|Dev: Destructive Creations|
|Pub: Destructive Creations|
|Release: June 3rd, 2015|
|Screen Resolution: 480p-1080p||Intense Violence, Blood and Gore, Strong Language|
The most interesting aspect of Hatred is, honestly, the destructible terrain. It’s kind of cool to be able to blow up walls and barricades in order to make new paths through a level. This actually does feel like you are causing chaos and mayhem, but has absolutely nothing to do with the murder that the game sold itself on. Actually, if it focused more on level layout and environmental destruction, and less on its own pseudo philosophical insanity monologues, this might have been a pretty compelling game.
Hatred’s main character, the Antagonist, is crazy. He is completely and utterly crazy, wanting to cleanse the world for some reason, and kill the innocent for some other reason. He constantly mutters to himself about the filth of the world, how worthless they are, how pathetic everything is. He never shuts up! It’s hard to take him seriously because his words have no coherence and the only thing the serve to do is let us know that he wants to kill everybody, which was already well established considering the point of the game is, “kill everybody.”
Hatred advertises itself as pure gaming pleasure, bereft of story or purpose. You aren’t supposed to care about the main character. You are supposed to lose yourself in the slaughter. But I can’t do that, not for any political or moral reason, but because the slaughter isn’t fun. It’s way too easy, doesn’t offer much variety, and never makes me feel like I am accomplishing anything.

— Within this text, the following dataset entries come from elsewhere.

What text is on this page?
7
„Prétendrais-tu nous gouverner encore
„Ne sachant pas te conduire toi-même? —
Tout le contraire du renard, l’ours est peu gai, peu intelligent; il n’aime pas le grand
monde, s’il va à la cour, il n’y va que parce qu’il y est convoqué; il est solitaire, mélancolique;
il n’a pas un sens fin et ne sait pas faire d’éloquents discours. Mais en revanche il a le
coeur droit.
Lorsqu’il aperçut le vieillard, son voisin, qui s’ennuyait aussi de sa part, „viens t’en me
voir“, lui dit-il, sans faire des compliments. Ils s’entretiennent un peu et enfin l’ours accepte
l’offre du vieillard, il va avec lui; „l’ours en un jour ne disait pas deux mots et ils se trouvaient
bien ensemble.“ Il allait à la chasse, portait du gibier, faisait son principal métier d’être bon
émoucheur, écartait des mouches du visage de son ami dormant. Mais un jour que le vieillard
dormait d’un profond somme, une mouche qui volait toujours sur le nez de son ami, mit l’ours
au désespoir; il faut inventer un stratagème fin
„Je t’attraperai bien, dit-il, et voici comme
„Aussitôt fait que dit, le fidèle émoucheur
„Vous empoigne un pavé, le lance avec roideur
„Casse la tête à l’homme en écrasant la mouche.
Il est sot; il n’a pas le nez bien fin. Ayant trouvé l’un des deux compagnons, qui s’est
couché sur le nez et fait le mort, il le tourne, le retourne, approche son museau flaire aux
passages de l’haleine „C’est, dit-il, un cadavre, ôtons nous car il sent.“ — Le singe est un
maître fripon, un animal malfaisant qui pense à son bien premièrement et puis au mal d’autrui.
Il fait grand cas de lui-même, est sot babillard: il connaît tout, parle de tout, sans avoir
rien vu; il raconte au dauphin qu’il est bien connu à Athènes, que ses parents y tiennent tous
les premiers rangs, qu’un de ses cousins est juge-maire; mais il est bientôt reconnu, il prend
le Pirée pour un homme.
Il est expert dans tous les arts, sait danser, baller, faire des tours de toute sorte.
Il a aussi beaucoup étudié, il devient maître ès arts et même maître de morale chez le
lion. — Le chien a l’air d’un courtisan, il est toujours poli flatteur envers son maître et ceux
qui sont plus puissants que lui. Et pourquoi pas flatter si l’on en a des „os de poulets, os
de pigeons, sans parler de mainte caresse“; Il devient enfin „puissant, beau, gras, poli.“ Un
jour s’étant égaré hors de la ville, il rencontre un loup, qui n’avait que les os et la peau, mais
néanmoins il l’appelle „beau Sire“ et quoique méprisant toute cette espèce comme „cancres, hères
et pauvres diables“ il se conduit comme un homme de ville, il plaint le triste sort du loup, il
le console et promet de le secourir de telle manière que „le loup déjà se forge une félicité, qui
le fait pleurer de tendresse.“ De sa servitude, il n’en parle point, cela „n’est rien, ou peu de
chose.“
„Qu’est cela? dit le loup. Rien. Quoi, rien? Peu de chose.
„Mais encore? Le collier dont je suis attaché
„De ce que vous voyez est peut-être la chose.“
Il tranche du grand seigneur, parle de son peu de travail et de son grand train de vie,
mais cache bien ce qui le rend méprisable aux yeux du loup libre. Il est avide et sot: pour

The mechanics produce no pleasure.
Instead, I think the violence itself is supposed to cause pleasure, like the act of slaughtering others is a reward in its own right. Except this too just doesn’t resonate with me. It’s not like the adrenaline rush you get from watching Kratos rip a cyclops’s eye out of its socket, the thrill of watching a Gears of War chainsaw execution, or the hilarity of watching a Mortal Kombat fatality. It’s just boring.
I’m not earning any of these kills and I don’t know who I’m killing, so I can’t experience a thrill for story reasons. I’m assuming this game was supposed to appeal to the sort of people who would draw pictures of their teachers getting mauled by tigers in their notebooks in high school, but I was one of those people, and there was more story to that drawing than there is to Hatred. I really didn’t like my teacher!
Don’t get me wrong, Hatred isn’t a terrible game. It plays just fine. The controls are tight. The graphics are actually quite good. The black and white aesthetic is pleasing and fits the tone. It suffers from some bugs and freezes, but even so, for twenty dollars it’s a halfway decent deal. There are a lot of worse dual stick shooters out there, but there are a lot of better ones too.
And that is Hatred’s biggest problem. It’s just unremarkable, which is disappointing after all the remarks we all made about it. It’s just a game. It’s mediocre. It’s run of the mill. It’s another indie game that uses another established formula to give us a few hours of repetitive gameplay that may or may not be to your liking. It doesn’t do anything grand and innovative, but it also doesn’t do anything wrong or heinous outside of its own overhyped controversy.
It’s not more violent than what we have seen before.
It’s not making a statement.
It’s just an average game, which I think is the last thing Hatred wanted to be.